Qui veut du parfum (2) ?

Maintenant, la réponse de Jésus, essentiellement que le geste de la femme mérite considération, cela même qui nous paraît un peu prétentieux. Voyons donc ça de plus près. En fait, le geste de la femme est qualifié par Jésus (et par l'évangéliste Marc) de « beau » (καλοσ = kalos en grec, iaffe en hébreu) et pas de « bon ». En ouvrant le dictionnaire grec-français on découvre même « beau, noble, généreux ». De même que le vase de parfum est beau à voir, et le parfum lui-même agréable à sentir, le geste insensé, inutile est généreux, il donne du sens et peut durer (ce que ne fait pas le pain distribué).
Ce qui nous ramène aux pauvres, d'ailleurs.
Oui, les démunis n'ont-ils pas aussi droit de rêver, d'avoir un accès au superflu de temps en temps, de parfumer la vie, de sortir de la misère quotidienne et de la survie qu'on leur assure ? Au-delà des besoins matériels n'ont-ils pas des besoins spirituels ?
Si c'est bien la leçon que Jésus voulait nous proposer, il est heureux qu'il ait insisté pour que ce geste soit mémorisé par les générations : donner plus à ceux qui ont moins. Ou, en termes plus mathématiques : donner +∞ à ceux qui ont -∞ …

20 mai 2008

Qui veut du parfum (1) ?

Ah ! Comme il est cher ce parfum ! Quel travail il nous donne, et pourtant il donne une saveur si intense à cet Évangile…

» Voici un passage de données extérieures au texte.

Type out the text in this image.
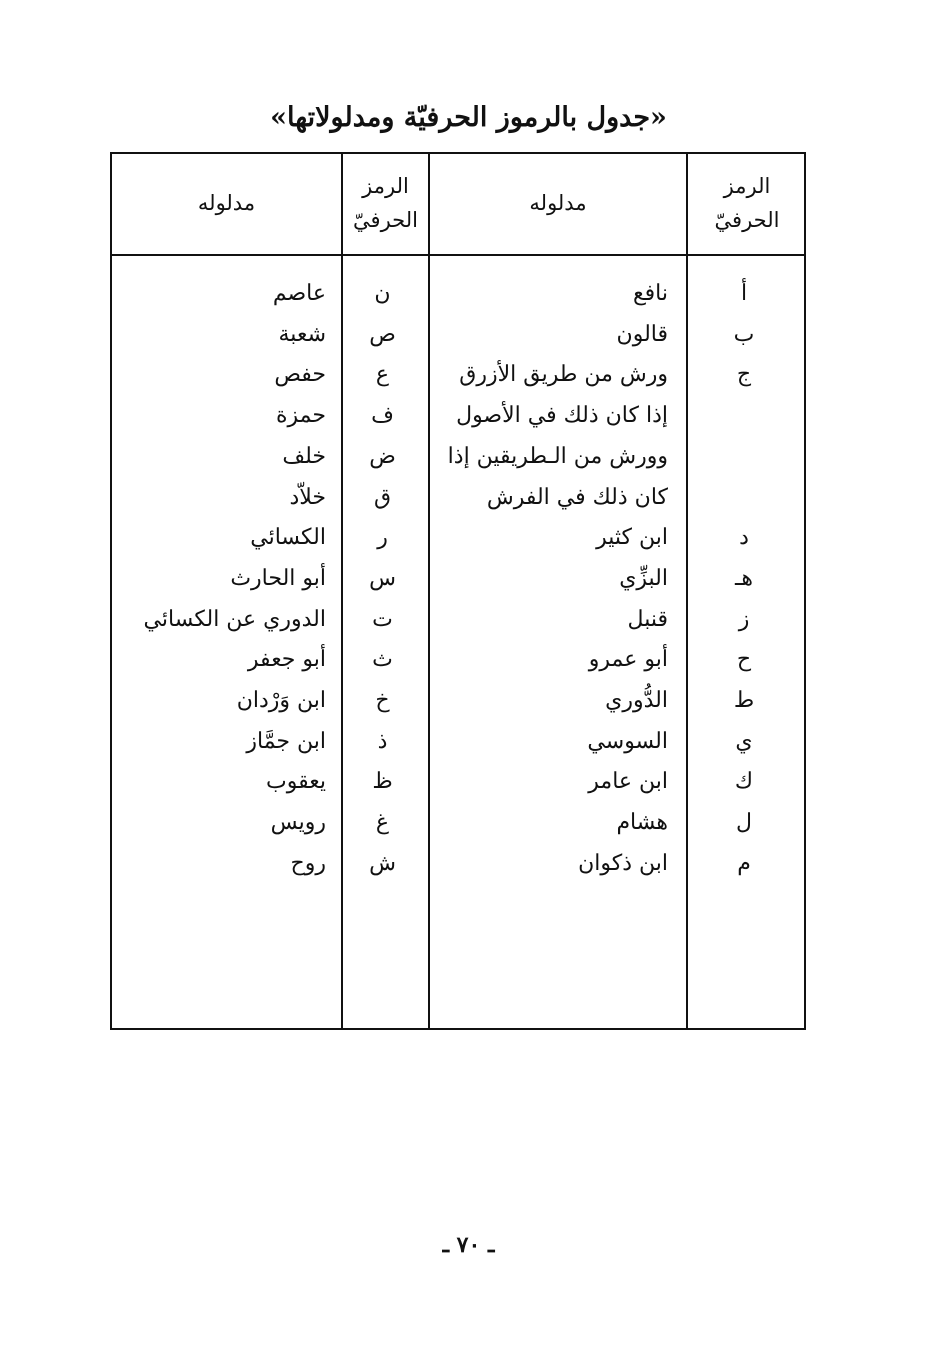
«جدول بالرموز الحرفيّة ومدلولاتها»
الرمز
الحرفيّ
مدلوله
الرمز
الحرفيّ
مدلوله
أ
نافع
ن
عاصم
ب
قالون
ص
شعبة
ج
ورش من طريق الأزرق
ع
حفص
إذا كان ذلك في الأصول
ف
حمزة
وورش من الـطريقين إذا
ض
خلف
كان ذلك في الفرش
ق
خلاّد
د
ابن كثير
ر
الكسائي
هـ
البزِّي
س
أبو الحارث
ز
قنبل
ت
الدوري عن الكسائي
ح
أبو عمرو
ث
أبو جعفر
ط
الدُّوري
خ
ابن وَرْدان
ي
السوسي
ذ
ابن جمَّاز
ك
ابن عامر
ظ
يعقوب
ل
هشام
غ
رويس
م
ابن ذكوان
ش
روح
ـ ٧٠ ـ
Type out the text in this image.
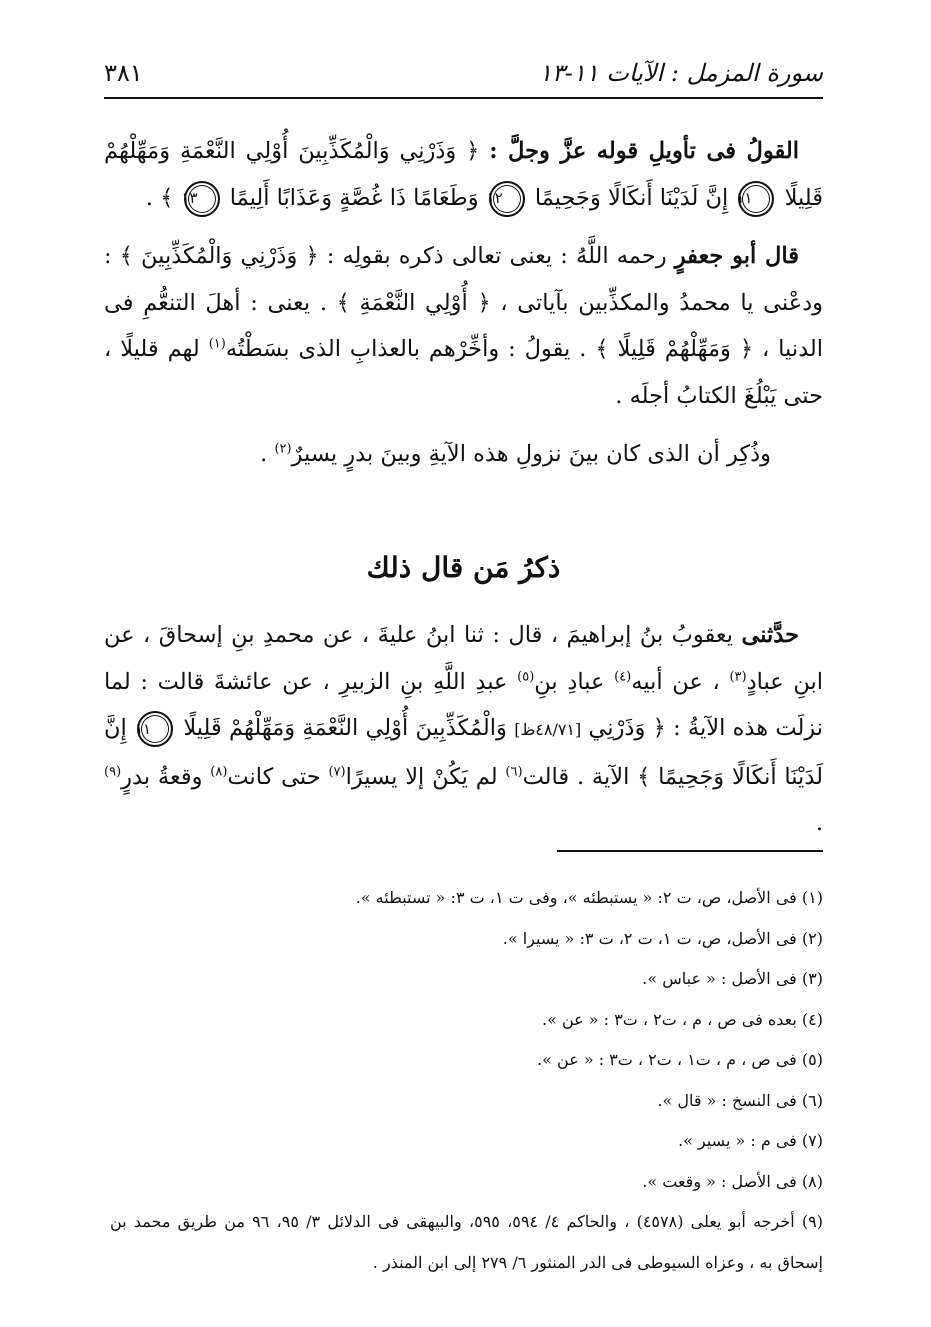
سورة المزمل : الآيات ١١-١٣
٣٨١

القولُ فى تأويلِ قوله عزَّ وجلَّ : ﴿ وَذَرْنِي وَالْمُكَذِّبِينَ أُوْلِي النَّعْمَةِ وَمَهِّلْهُمْ قَلِيلًا ١١ إِنَّ لَدَيْنَا أَنكَالًا وَجَحِيمًا ١٢ وَطَعَامًا ذَا غُصَّةٍ وَعَذَابًا أَلِيمًا ١٣ ﴾ .

قال أبو جعفرٍ رحمه اللَّهُ : يعنى تعالى ذكره بقولِه : ﴿ وَذَرْنِي وَالْمُكَذِّبِينَ ﴾ : ودعْنى يا محمدُ والمكذِّبين بآياتى ، ﴿ أُوْلِي النَّعْمَةِ ﴾ . يعنى : أهلَ التنعُّمِ فى الدنيا ، ﴿ وَمَهِّلْهُمْ قَلِيلًا ﴾ . يقولُ : وأخِّرْهم بالعذابِ الذى بسَطْتُه$^{(١)}$ لهم قليلًا ، حتى يَبْلُغَ الكتابُ أجلَه .

وذُكِر أن الذى كان بينَ نزولِ هذه الآيةِ وبينَ بدرٍ يسيرٌ$^{(٢)}$ .

ذكرُ مَن قال ذلك

حدَّثنى يعقوبُ بنُ إبراهيمَ ، قال : ثنا ابنُ عليةَ ، عن محمدِ بنِ إسحاقَ ، عن ابنِ عبادٍ$^{(٣)}$ ، عن أبيه$^{(٤)}$ عبادِ بنِ$^{(٥)}$ عبدِ اللَّهِ بنِ الزبيرِ ، عن عائشةَ قالت : لما نزلَت هذه الآيةُ : ﴿ وَذَرْنِي [٤٨/٧١ظ] وَالْمُكَذِّبِينَ أُوْلِي النَّعْمَةِ وَمَهِّلْهُمْ قَلِيلًا ١١ إِنَّ لَدَيْنَا أَنكَالًا وَجَحِيمًا ﴾ الآية . قالت$^{(٦)}$ لم يَكُنْ إلا يسيرًا$^{(٧)}$ حتى كانت$^{(٨)}$ وقعةُ بدرٍ$^{(٩)}$ .

(١) فى الأصل، ص، ت ٢: « يستبطئه »، وفى ت ١، ت ٣: « تستبطئه ».

(٢) فى الأصل، ص، ت ١، ت ٢، ت ٣: « يسيرا ».

(٣) فى الأصل : « عباس ».

(٤) بعده فى ص ، م ، ت٢ ، ت٣ : « عن ».

(٥) فى ص ، م ، ت١ ، ت٢ ، ت٣ : « عن ».

(٦) فى النسخ : « قال ».

(٧) فى م : « يسير ».

(٨) فى الأصل : « وقعت ».

(٩) أخرجه أبو يعلى (٤٥٧٨) ، والحاكم ٤/ ٥٩٤، ٥٩٥، والبيهقى فى الدلائل ٣/ ٩٥، ٩٦ من طريق محمد بن إسحاق به ، وعزاه السيوطى فى الدر المنثور ٦/ ٢٧٩ إلى ابن المنذر .
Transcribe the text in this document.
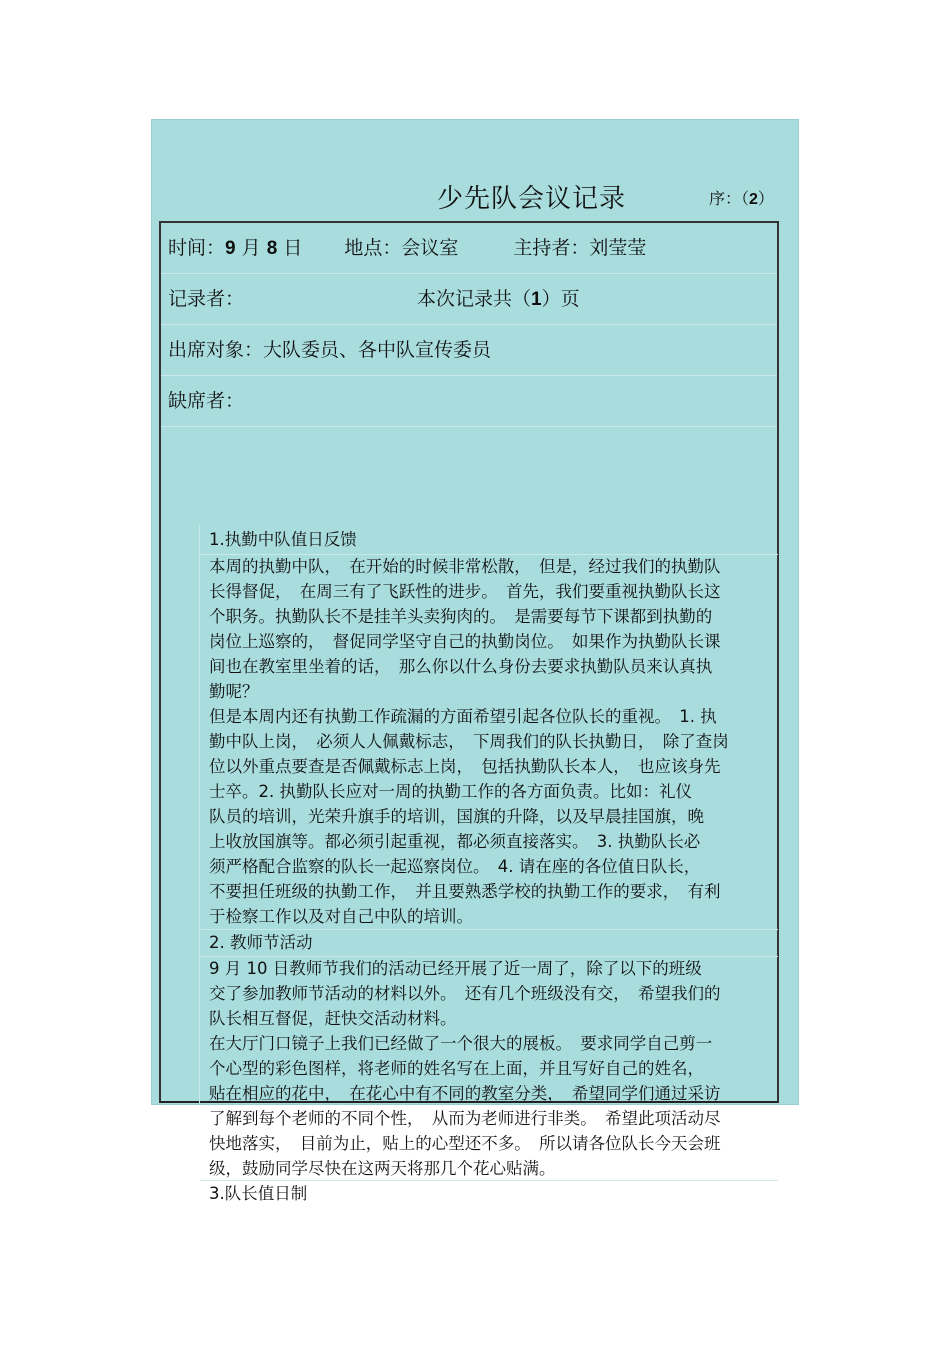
少先队会议记录	序：（2）
时间：9 月 8 日 地点：会议室	主持者：刘莹莹
记录者：	本次记录共（1）页
出席对象：大队委员、各中队宣传委员
缺席者：
1.执勤中队值日反馈
本周的执勤中队，　在开始的时候非常松散，　但是，经过我们的执勤队
长得督促，　在周三有了飞跃性的进步。　首先，我们要重视执勤队长这
个职务。执勤队长不是挂羊头卖狗肉的。　是需要每节下课都到执勤的
岗位上巡察的，　督促同学坚守自己的执勤岗位。　如果作为执勤队长课
间也在教室里坐着的话，　那么你以什么身份去要求执勤队员来认真执
勤呢？
但是本周内还有执勤工作疏漏的方面希望引起各位队长的重视。　1. 执
勤中队上岗，　必须人人佩戴标志，　下周我们的队长执勤日，　除了查岗
位以外重点要查是否佩戴标志上岗，　包括执勤队长本人，　也应该身先
士卒。2. 执勤队长应对一周的执勤工作的各方面负责。比如：礼仪
队员的培训，光荣升旗手的培训，国旗的升降，以及早晨挂国旗，晚
上收放国旗等。都必须引起重视，都必须直接落实。　3. 执勤队长必
须严格配合监察的队长一起巡察岗位。　4. 请在座的各位值日队长，
不要担任班级的执勤工作，　并且要熟悉学校的执勤工作的要求，　有利
于检察工作以及对自己中队的培训。
2. 教师节活动
9 月 10 日教师节我们的活动已经开展了近一周了，除了以下的班级
交了参加教师节活动的材料以外。　还有几个班级没有交，　希望我们的
队长相互督促，赶快交活动材料。
在大厅门口镜子上我们已经做了一个很大的展板。　要求同学自己剪一
个心型的彩色图样，将老师的姓名写在上面，并且写好自己的姓名，
贴在相应的花中，　在花心中有不同的教室分类，　希望同学们通过采访
了解到每个老师的不同个性，　从而为老师进行非类。　希望此项活动尽
快地落实，　目前为止，贴上的心型还不多。　所以请各位队长今天会班
级，鼓励同学尽快在这两天将那几个花心贴满。
3.队长值日制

Revenons donc à l'interpellation des disciples : ils font noter qu'on aurait très bien pu consacrer la valeur du parfum à des pauvres, ce en quoi ils ont raison d'un certain point de vue. En effet, selon le livre du Lévitique l'aide aux plus pauvres est une obligation de la loi (par exemple, Lev 25:35 : Si ton frère devient pauvre, et que sa main fléchisse près de toi, tu le soutiendras). La réponse de Jésus s'appuie d'abord sur un texte voisin qui est tout à fait fondamental (à mon sens) aujourd'hui, à savoir Deut 15:11 que je traduis ici littéralement : Il y aura toujours des pauvres dans le pays ; c'est pourquoi je te donne ce commandement: Tu ouvriras ta main à ton frère, à ton affligé et à ton pauvre dans ton pays. Oui, le possessif est bien répété cinq fois, pas moins ! L'assistance, le secours, le partage figurent donc dans les commandements les plus fondamentaux de la Loi que tous les disciples de Jésus respectaient certainement. Plus encore, le verset du Deutéronome insiste sur la relation et pas seulement sur l'assistanat : la personne démunie, en situation de faiblesse ce n'est pas un pauvre mais ton pauvre ! Ton prochain, si ça peut te faire plaisir, et en tous cas une affaire personnelle.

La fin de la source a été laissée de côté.